SLI, SLO & SLA
Define what reliability means and budget for it with SLIs, SLOs, SLAs, and error budgets.
These three terms form a hierarchy:
- SLI (Indicator) — a measured metric of health, e.g. the percentage of requests served under 300ms, or the success rate
- SLO (Objective) — your internal target for an SLI, e.g. “99.9% of requests succeed over 30 days”
- SLA (Agreement) — an external contract with customers, often with penalties if the SLO is missed; usually looser than the SLO
The error budget = 1 − SLO. A 99.9% SLO permits 0.1% failure — about 43 minutes/month. You spend it on risky deploys and experiments; if it’s exhausted, you freeze features and focus on reliability. This makes the speed-vs-stability trade-off objective.
SLI: proportion of HTTP requests with status < 500 and latency < 300ms
SLO: 99.9% over a rolling 30 days
SLA: 99.5% (looser) — service credits if breached
Error budget (99.9%):
0.1% of 30 days ≈ 43 minutes of allowed failure per month
Spent deliberately (risky release) vs accidentally (recurring bug) - Define SLI, SLO, and SLA and how they relate.
- Calculate the monthly error budget for a 99.95% SLO.
- Explain what to do when the error budget is exhausted.
- Why should an SLA be looser than the internal SLO?
Cheat Sheet▾
| Term | Meaning |
|---|---|
| SLI | Measured indicator (e.g. success %) |
| SLO | Internal target for the SLI |
| SLA | External contract + penalties |
| Error budget | 1 − SLO (allowed failure) |
| 99.9% | ≈43 min/month budget |
| Budget spent | Freeze features, fix reliability |
Common Interview Questions▾
Explain SLI, SLO, and SLA.
An SLI is a measured indicator of service health; an SLO is the internal target for that indicator; an SLA is an external contract (often with penalties) that’s usually looser than the SLO.

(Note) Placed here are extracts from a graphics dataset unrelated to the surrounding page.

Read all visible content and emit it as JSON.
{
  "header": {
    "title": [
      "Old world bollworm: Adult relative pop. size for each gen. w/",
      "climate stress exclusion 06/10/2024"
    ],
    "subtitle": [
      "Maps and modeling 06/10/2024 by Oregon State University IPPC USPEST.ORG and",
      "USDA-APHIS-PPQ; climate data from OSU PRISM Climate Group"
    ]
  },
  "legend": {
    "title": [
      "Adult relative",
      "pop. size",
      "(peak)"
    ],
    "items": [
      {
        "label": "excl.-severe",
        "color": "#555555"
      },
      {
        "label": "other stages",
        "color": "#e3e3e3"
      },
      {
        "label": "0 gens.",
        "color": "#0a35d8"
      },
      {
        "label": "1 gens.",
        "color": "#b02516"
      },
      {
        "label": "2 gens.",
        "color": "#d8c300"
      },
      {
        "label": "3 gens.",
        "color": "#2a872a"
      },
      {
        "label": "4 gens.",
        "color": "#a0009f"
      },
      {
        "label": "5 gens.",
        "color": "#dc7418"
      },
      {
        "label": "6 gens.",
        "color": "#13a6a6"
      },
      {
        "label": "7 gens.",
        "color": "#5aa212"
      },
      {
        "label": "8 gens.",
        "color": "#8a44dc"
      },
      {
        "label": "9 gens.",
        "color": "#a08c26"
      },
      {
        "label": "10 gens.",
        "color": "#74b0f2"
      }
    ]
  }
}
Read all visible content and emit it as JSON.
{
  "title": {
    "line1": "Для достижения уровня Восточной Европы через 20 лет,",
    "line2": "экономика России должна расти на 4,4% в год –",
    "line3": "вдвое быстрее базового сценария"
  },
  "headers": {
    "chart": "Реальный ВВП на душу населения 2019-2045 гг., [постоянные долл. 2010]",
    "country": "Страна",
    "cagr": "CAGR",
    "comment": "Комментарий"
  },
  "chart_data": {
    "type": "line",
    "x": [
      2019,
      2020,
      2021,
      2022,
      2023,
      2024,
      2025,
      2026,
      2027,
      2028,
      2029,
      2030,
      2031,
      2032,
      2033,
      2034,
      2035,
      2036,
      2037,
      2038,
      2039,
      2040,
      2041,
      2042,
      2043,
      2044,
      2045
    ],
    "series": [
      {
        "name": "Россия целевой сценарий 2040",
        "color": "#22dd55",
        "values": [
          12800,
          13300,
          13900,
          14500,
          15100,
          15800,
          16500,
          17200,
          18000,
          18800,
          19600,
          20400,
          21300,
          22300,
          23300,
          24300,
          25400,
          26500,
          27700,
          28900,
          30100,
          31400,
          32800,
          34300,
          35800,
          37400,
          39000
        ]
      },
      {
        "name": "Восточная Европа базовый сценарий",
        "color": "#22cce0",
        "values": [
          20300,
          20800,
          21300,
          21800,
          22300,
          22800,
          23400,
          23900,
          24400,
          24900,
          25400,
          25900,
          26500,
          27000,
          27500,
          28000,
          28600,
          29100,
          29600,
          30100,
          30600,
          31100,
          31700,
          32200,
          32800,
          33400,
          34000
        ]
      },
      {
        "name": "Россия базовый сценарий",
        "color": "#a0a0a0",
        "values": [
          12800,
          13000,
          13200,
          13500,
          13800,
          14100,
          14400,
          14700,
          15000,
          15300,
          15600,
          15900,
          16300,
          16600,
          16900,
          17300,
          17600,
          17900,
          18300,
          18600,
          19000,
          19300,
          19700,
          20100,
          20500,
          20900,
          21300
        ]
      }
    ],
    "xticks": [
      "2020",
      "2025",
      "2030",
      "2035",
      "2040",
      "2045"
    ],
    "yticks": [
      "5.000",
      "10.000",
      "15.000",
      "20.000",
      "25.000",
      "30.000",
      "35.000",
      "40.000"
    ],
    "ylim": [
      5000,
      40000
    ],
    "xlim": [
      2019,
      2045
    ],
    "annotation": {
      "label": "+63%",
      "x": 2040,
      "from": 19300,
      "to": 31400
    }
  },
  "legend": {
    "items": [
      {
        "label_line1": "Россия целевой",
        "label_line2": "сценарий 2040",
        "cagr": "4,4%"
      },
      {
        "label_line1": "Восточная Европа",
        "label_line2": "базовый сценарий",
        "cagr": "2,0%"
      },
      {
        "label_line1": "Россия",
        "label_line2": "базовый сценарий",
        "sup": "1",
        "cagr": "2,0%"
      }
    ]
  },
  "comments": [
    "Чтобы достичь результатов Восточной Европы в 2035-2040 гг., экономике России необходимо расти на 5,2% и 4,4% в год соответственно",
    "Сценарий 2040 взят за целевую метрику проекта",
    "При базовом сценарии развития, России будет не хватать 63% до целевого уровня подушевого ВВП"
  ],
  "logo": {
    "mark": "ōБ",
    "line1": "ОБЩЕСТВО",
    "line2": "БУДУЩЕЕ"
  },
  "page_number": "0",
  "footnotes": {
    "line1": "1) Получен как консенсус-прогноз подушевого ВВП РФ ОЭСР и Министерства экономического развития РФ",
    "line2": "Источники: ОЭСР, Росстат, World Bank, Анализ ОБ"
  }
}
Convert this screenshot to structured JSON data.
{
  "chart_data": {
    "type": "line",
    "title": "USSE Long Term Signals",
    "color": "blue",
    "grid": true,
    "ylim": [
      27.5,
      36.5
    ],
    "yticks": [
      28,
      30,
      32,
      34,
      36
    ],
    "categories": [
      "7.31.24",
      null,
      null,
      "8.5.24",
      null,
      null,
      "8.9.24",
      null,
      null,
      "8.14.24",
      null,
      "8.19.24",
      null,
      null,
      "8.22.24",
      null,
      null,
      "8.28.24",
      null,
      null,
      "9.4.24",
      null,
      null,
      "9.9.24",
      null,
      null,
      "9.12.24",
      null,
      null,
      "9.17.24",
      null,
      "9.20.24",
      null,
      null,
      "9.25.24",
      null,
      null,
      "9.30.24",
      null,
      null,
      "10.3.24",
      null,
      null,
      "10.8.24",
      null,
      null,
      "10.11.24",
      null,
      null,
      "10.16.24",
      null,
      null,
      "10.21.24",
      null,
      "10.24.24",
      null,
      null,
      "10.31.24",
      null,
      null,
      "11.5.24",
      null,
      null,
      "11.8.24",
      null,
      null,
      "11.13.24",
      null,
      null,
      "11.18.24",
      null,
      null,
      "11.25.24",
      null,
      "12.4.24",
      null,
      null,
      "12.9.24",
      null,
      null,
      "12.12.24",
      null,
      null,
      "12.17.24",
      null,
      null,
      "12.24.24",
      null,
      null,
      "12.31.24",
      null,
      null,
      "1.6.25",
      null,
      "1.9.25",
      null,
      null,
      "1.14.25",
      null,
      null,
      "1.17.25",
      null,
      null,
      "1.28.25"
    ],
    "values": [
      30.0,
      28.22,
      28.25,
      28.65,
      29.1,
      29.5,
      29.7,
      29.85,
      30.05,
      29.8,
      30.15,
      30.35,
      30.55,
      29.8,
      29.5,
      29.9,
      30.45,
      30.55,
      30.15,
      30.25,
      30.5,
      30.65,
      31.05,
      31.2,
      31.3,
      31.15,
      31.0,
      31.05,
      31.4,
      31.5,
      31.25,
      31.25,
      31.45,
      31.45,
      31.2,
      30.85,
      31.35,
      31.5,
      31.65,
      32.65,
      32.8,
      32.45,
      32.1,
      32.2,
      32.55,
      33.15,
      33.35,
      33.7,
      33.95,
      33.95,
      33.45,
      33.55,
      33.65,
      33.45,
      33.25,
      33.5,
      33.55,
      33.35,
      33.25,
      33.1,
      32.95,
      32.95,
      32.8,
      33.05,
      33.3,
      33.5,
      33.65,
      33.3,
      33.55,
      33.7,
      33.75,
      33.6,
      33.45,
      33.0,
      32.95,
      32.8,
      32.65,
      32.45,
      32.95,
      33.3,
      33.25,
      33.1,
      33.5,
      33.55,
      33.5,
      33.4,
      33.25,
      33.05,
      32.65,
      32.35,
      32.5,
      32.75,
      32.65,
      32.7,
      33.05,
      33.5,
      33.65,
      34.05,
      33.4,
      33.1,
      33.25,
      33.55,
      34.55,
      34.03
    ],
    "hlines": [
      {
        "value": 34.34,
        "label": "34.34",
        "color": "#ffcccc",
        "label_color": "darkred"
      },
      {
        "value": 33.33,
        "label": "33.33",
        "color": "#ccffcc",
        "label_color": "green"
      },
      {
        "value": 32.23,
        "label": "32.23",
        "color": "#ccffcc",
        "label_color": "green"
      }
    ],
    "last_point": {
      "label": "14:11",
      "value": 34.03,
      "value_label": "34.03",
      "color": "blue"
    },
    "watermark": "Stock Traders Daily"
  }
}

What is an error budget and how is it used?
It’s 1 minus the SLO — the allowed amount of unreliability. Teams spend it on risky changes; if it runs out, they freeze feature work and prioritize reliability.
Why should an SLA be looser than the SLO?
The SLO provides a safety margin: you want to detect and fix problems internally (SLO breach) well before you violate the customer-facing contract (SLA).